Today’s edition of The Herald [22 November 2012] carries a letter from Argyll and Bute’s MSP, Michael Russell, rebutting aspects of an article it had published yesterday.
This had centred on Mr Russell’s letter to the Ombudsman for Scottish Public Services, on a request to the Ombudsman to investigate Transport Scotland for alleged ‘maladministration’ and ‘negligence’ around the award of the contract to Argyll Ferries for a passenger only ferry service between Gourock and Dunoon.
The Scottish Government – and the Gourock Dunoon Ferry Action Group, have always maintained that the vehicle element of the former CalMac vehicle and passenger service was not in receipt of public subsidy and was profit making.
Regardless of hard evidence to the contrary, this is the position to which the Scottish Government has held and that the ferry campaigners maintain to this day.

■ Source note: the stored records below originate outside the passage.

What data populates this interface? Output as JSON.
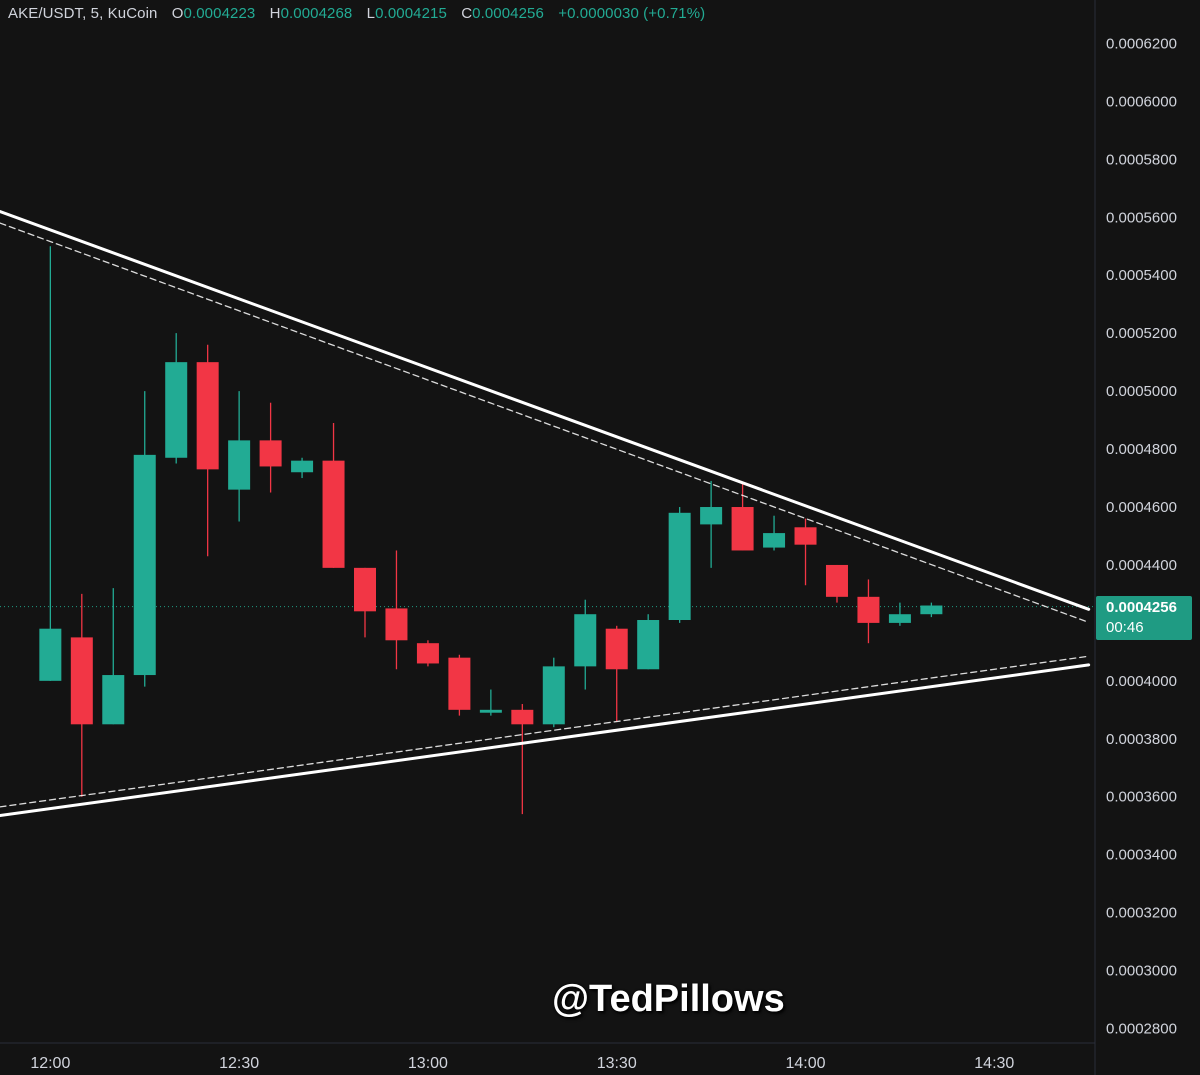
{
  "legend": {
    "symbol": "AKE/USDT, 5, KuCoin",
    "o_label": "O",
    "o_value": "0.0004223",
    "h_label": "H",
    "h_value": "0.0004268",
    "l_label": "L",
    "l_value": "0.0004215",
    "c_label": "C",
    "c_value": "0.0004256",
    "change": "+0.0000030 (+0.71%)"
  },
  "last_price": {
    "price": "0.0004256",
    "countdown": "00:46"
  },
  "watermark": "@TedPillows",
  "colors": {
    "up": "#22ab94",
    "down": "#f23645",
    "background": "#131313",
    "grid_text": "#d1d4dc",
    "trendline": "#ffffff",
    "price_tag": "#1f9b83"
  },
  "chart_data": {
    "type": "candlestick",
    "title": "AKE/USDT, 5, KuCoin",
    "x_tick_labels": [
      "12:00",
      "12:30",
      "13:00",
      "13:30",
      "14:00",
      "14:30"
    ],
    "y_tick_labels": [
      "0.0006200",
      "0.0006000",
      "0.0005800",
      "0.0005600",
      "0.0005400",
      "0.0005200",
      "0.0005000",
      "0.0004800",
      "0.0004600",
      "0.0004400",
      "0.0004000",
      "0.0003800",
      "0.0003600",
      "0.0003400",
      "0.0003200",
      "0.0003000",
      "0.0002800"
    ],
    "ylim": [
      0.000275,
      0.000635
    ],
    "xlim": [
      "11:52",
      "14:46"
    ],
    "interval_minutes": 5,
    "candles": [
      {
        "t": "12:00",
        "o": 0.0004,
        "h": 0.00055,
        "l": 0.0004,
        "c": 0.000418
      },
      {
        "t": "12:05",
        "o": 0.000415,
        "h": 0.00043,
        "l": 0.00036,
        "c": 0.000385
      },
      {
        "t": "12:10",
        "o": 0.000385,
        "h": 0.000432,
        "l": 0.000385,
        "c": 0.000402
      },
      {
        "t": "12:15",
        "o": 0.000402,
        "h": 0.0005,
        "l": 0.000398,
        "c": 0.000478
      },
      {
        "t": "12:20",
        "o": 0.000477,
        "h": 0.00052,
        "l": 0.000475,
        "c": 0.00051
      },
      {
        "t": "12:25",
        "o": 0.00051,
        "h": 0.000516,
        "l": 0.000443,
        "c": 0.000473
      },
      {
        "t": "12:30",
        "o": 0.000466,
        "h": 0.0005,
        "l": 0.000455,
        "c": 0.000483
      },
      {
        "t": "12:35",
        "o": 0.000483,
        "h": 0.000496,
        "l": 0.000465,
        "c": 0.000474
      },
      {
        "t": "12:40",
        "o": 0.000472,
        "h": 0.000477,
        "l": 0.00047,
        "c": 0.000476
      },
      {
        "t": "12:45",
        "o": 0.000476,
        "h": 0.000489,
        "l": 0.000439,
        "c": 0.000439
      },
      {
        "t": "12:50",
        "o": 0.000439,
        "h": 0.000439,
        "l": 0.000415,
        "c": 0.000424
      },
      {
        "t": "12:55",
        "o": 0.000425,
        "h": 0.000445,
        "l": 0.000404,
        "c": 0.000414
      },
      {
        "t": "13:00",
        "o": 0.000413,
        "h": 0.000414,
        "l": 0.000405,
        "c": 0.000406
      },
      {
        "t": "13:05",
        "o": 0.000408,
        "h": 0.000409,
        "l": 0.000388,
        "c": 0.00039
      },
      {
        "t": "13:10",
        "o": 0.000389,
        "h": 0.000397,
        "l": 0.000388,
        "c": 0.00039
      },
      {
        "t": "13:15",
        "o": 0.00039,
        "h": 0.000392,
        "l": 0.000354,
        "c": 0.000385
      },
      {
        "t": "13:20",
        "o": 0.000385,
        "h": 0.000408,
        "l": 0.000384,
        "c": 0.000405
      },
      {
        "t": "13:25",
        "o": 0.000405,
        "h": 0.000428,
        "l": 0.000397,
        "c": 0.000423
      },
      {
        "t": "13:30",
        "o": 0.000418,
        "h": 0.000419,
        "l": 0.000386,
        "c": 0.000404
      },
      {
        "t": "13:35",
        "o": 0.000404,
        "h": 0.000423,
        "l": 0.000404,
        "c": 0.000421
      },
      {
        "t": "13:40",
        "o": 0.000421,
        "h": 0.00046,
        "l": 0.00042,
        "c": 0.000458
      },
      {
        "t": "13:45",
        "o": 0.000454,
        "h": 0.000469,
        "l": 0.000439,
        "c": 0.00046
      },
      {
        "t": "13:50",
        "o": 0.00046,
        "h": 0.000468,
        "l": 0.000445,
        "c": 0.000445
      },
      {
        "t": "13:55",
        "o": 0.000446,
        "h": 0.000457,
        "l": 0.000445,
        "c": 0.000451
      },
      {
        "t": "14:00",
        "o": 0.000453,
        "h": 0.000456,
        "l": 0.000433,
        "c": 0.000447
      },
      {
        "t": "14:05",
        "o": 0.00044,
        "h": 0.00044,
        "l": 0.000427,
        "c": 0.000429
      },
      {
        "t": "14:10",
        "o": 0.000429,
        "h": 0.000435,
        "l": 0.000413,
        "c": 0.00042
      },
      {
        "t": "14:15",
        "o": 0.00042,
        "h": 0.000427,
        "l": 0.000419,
        "c": 0.000423
      },
      {
        "t": "14:20",
        "o": 0.000423,
        "h": 0.000427,
        "l": 0.000422,
        "c": 0.000426
      }
    ],
    "trendlines": [
      {
        "style": "solid",
        "from": [
          "11:52",
          0.000562
        ],
        "to": [
          "14:45",
          0.0004247
        ]
      },
      {
        "style": "dashed",
        "from": [
          "11:52",
          0.000558
        ],
        "to": [
          "14:45",
          0.0004202
        ]
      },
      {
        "style": "solid",
        "from": [
          "11:52",
          0.0003535
        ],
        "to": [
          "14:45",
          0.0004055
        ]
      },
      {
        "style": "dashed",
        "from": [
          "11:52",
          0.0003565
        ],
        "to": [
          "14:45",
          0.0004085
        ]
      }
    ],
    "last_price_line": 0.0004256
  }
}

In the second paragraph of Mr Russell’s letter to The Herald today, he clears the matter up once and for all. saying:
‘European law, among other factors, made it impossible to sustain the publicly funded vehicle service.’ [Ed: our emphasis]
In the face of this, revealed by Mr Russell himself, the ferry campaigners will find it difficult to sustain their argument that a vehicle service between Gourock and Dunoon town centres can be profitable.
That has clearly never been the case. It was always a loss making operation in need and in receipt of public subsidy.
This admission also makes it hard to see quite how Transport Scotland and the Transport Ministers in question can have been guilty of ‘maladministration’ and ‘negligence’ – in so far as the Gourock-Dunnon ferry campaign group is concerned, at any rate. The view of the European Commission may be a little different.
The Transport Ministers had simply established a legally subsidised passenger-only ferry service on this route, ceasing what is now admitted to have been an unlawfully subsidised vehicle service element.
The Ombudsman may find that any investigation conducted can reach a swift conclusion.